Not true. You can define an output field with any valid expression.

>So I tried something like
>TST_FULLNAME COMPUTED BY (ADR_NAME¦¦" "¦¦ADR_FIRSTNAME) in the CREATE
>VIEW statement like in a CREATE TABLE statement. But unfortunatly this
>doesn't work either.

One, maybe two problems here with syntax. The
concatenation symbol is a pair of pipe symbols
(||), ascii 124. Maybe your sample is a
representation of asc 124, maybe not. The main
problem is that the string delimiter is not the
double quote (asc 34) but the single quote (asc
39). Make sure you are using an ascii editor for
defining your statements. Smart quotes and other
WP decorations in word processors are going to get you unstuck real fast.

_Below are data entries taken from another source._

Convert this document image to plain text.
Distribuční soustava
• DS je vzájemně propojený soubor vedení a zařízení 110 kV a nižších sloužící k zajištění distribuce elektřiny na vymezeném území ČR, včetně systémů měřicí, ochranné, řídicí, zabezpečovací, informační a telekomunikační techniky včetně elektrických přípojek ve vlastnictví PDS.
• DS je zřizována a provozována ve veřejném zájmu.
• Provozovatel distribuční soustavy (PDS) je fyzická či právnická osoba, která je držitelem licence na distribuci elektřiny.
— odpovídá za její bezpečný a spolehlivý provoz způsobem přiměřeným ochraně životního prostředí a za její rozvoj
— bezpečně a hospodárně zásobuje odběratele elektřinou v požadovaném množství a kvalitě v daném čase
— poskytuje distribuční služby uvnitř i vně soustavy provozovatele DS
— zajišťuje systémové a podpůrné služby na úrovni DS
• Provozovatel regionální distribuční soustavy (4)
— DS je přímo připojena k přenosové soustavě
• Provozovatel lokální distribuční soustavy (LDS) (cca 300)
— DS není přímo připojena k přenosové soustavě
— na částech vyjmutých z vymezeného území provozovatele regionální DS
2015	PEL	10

>CREATE VIEW TEST (TST_NAME, TST_FIRSTNAME, TST_FULLNAME COMPUTED BY
>(ADR_NAME¦¦" "¦¦ADR_FIRSTNAME))
>AS
>SELECT ADR_NAME, ADR_FIRSTNAME
>FROM ADDRESS
>WHERE ADR_TYPE=4;
>
>Can somebody tell me how to create my VIEW with the concatenated
>ADR_FULLNAME? Thanks in advance.

Further problems here: this view definition
isn't valid (even with the expression syntax
corrected). A view definition has to have the
same number of input fields as those defined in
the output; and COMPUTED BY is valid only in a table definition.

Try this:

CREATE VIEW TEST (
TST_NAME,
TST_FIRSTNAME,
TST_FULLNAME)
AS
SELECT
ADR_NAME,
ADR_FIRSTNAME,
ADR_NAME || ' ' || ADR_FIRSTNAME
FROM ADDRESS
WHERE ADR_TYPE=4;

Furthermore, if either ADR_NAME or ADR_FIRSTNAME
is nullable, you will get null output in
TST_FULLNAME if either is null in the table. So,
decide what output you want in those cases and
modify the expression to suit, using COALESCE() or CASE() to handle the nulls.